Preconceito Religioso Contra o Sexo

Por: Ryath

(Inspirado e intuído pelos Mestres da Luz)

No ocidente nos acostumamos com a idéia de que sexo não é algo bom espiritualmente, muitos cristãos e judeus condenam essas práticas, tanto é que para ser considerado(a) santo(a) no catolicismo tem ser comprovada diversas virtudes, entre elas é considerada o celibato.

Enxergam a falta de sexo como uma virtude, mas na realidade não é, é uma pratica que nos desequilibra.

Religiosos criticam a pratica do sexo por prazer, mas é como já dissemos, Deus criou o sexo com prazer.
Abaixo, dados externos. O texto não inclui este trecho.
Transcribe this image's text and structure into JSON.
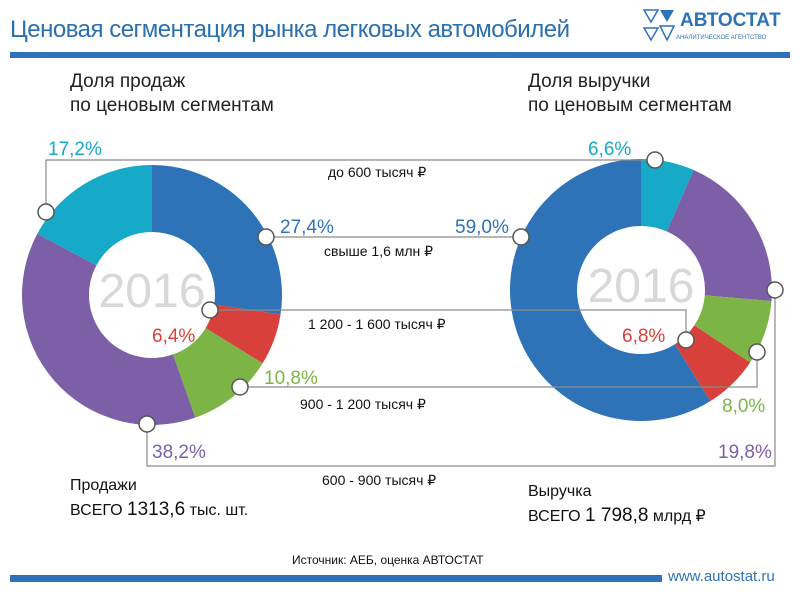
{
  "title": "Ценовая сегментация рынка легковых автомобилей",
  "logo": {
    "name": "АВТОСТАТ",
    "subtitle": "АНАЛИТИЧЕСКОЕ АГЕНТСТВО"
  },
  "source": "Источник: АЕБ, оценка АВТОСТАТ",
  "url": "www.autostat.ru",
  "colors": {
    "blue": "#2e73b8",
    "cyan": "#17a9c8",
    "purple": "#7d5fa8",
    "green": "#7db446",
    "red": "#d8413b",
    "line": "#8a8a8a"
  },
  "segments": [
    "до 600 тысяч ₽",
    "свыше 1,6 млн ₽",
    "1 200 - 1 600 тысяч ₽",
    "900 - 1 200 тысяч ₽",
    "600 - 900 тысяч ₽"
  ],
  "chart_data": [
    {
      "type": "pie",
      "subtitle_line1": "Доля продаж",
      "subtitle_line2": "по ценовым сегментам",
      "center_label": "2016",
      "categories": [
        "свыше 1,6 млн ₽",
        "1 200 - 1 600 тысяч ₽",
        "900 - 1 200 тысяч ₽",
        "600 - 900 тысяч ₽",
        "до 600 тысяч ₽"
      ],
      "values": [
        27.4,
        6.4,
        10.8,
        38.2,
        17.2
      ],
      "labels": [
        "27,4%",
        "6,4%",
        "10,8%",
        "38,2%",
        "17,2%"
      ],
      "colors": [
        "#2e73b8",
        "#d8413b",
        "#7db446",
        "#7d5fa8",
        "#17a9c8"
      ],
      "total_label": "Продажи",
      "total_prefix": "ВСЕГО",
      "total_value": "1313,6",
      "total_unit": "тыс. шт."
    },
    {
      "type": "pie",
      "subtitle_line1": "Доля выручки",
      "subtitle_line2": "по ценовым сегментам",
      "center_label": "2016",
      "categories": [
        "до 600 тысяч ₽",
        "600 - 900 тысяч ₽",
        "900 - 1 200 тысяч ₽",
        "1 200 - 1 600 тысяч ₽",
        "свыше 1,6 млн ₽"
      ],
      "values": [
        6.6,
        19.8,
        8.0,
        6.8,
        59.0
      ],
      "labels": [
        "6,6%",
        "19,8%",
        "8,0%",
        "6,8%",
        "59,0%"
      ],
      "colors": [
        "#17a9c8",
        "#7d5fa8",
        "#7db446",
        "#d8413b",
        "#2e73b8"
      ],
      "total_label": "Выручка",
      "total_prefix": "ВСЕГО",
      "total_value": "1 798,8",
      "total_unit": "млрд ₽"
    }
  ]
}
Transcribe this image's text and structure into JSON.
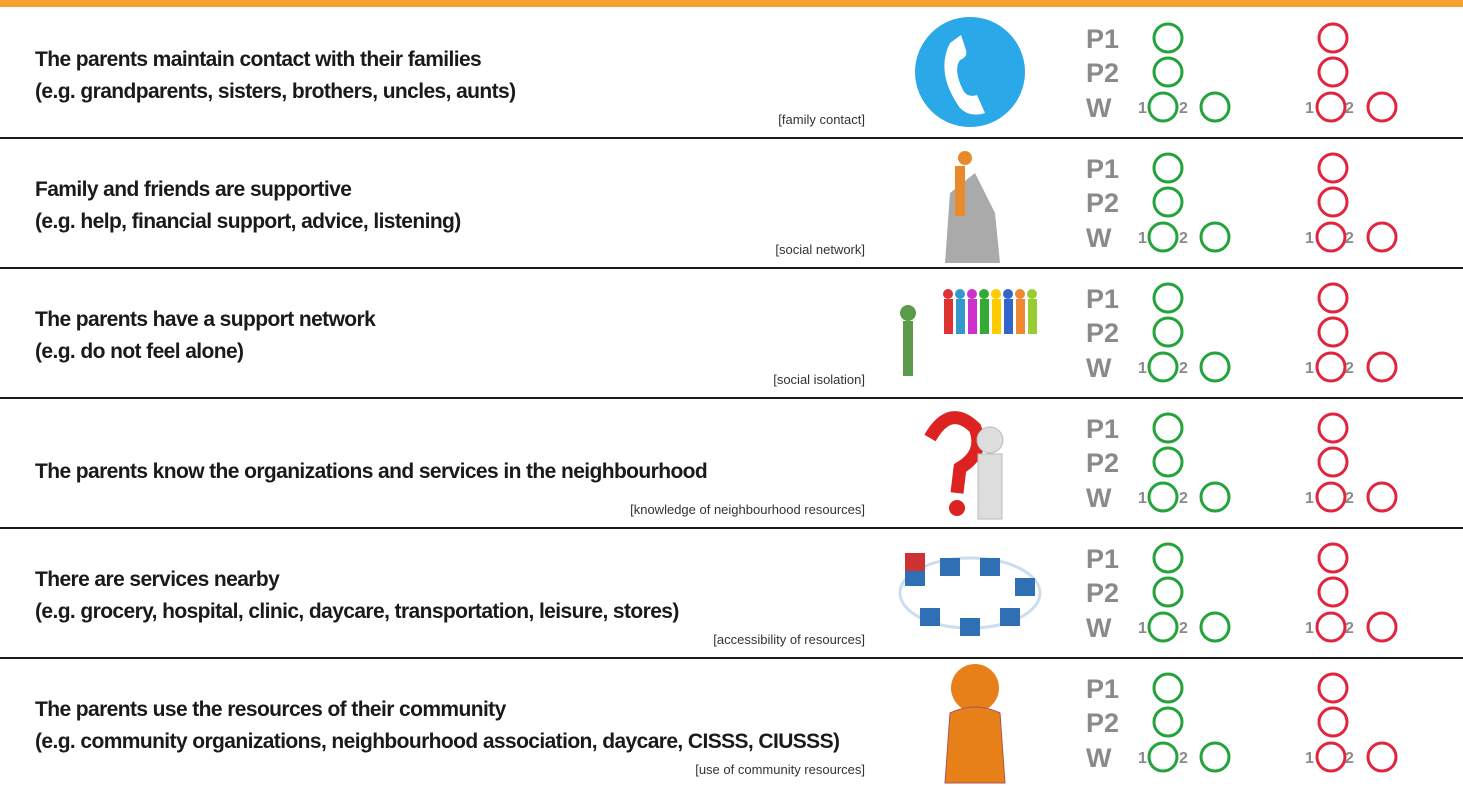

Sentir prazer pode ser mal visto.

Religiões que vem de outros países entram em nosso território como o Budismo, são praticadas por quem vive em nossa terra, pessoas habituadas a uma visão sobre a vida que é influenciada pelas religiões, em cada pais que o Budismo entrou ouve grande influencia religiosa e social trazido por crenças que já existiam nesses locais, como o Budismo no Tibet que tem práticas únicas daquele local, muito diferentes de outras formas de Budismo como o uso de meditação com mandalas fazendo visualizações, mantras próprios, e todas essas práticas necessitam que se faça a iniciação para poderem praticá-las, caso contrário não funcionam.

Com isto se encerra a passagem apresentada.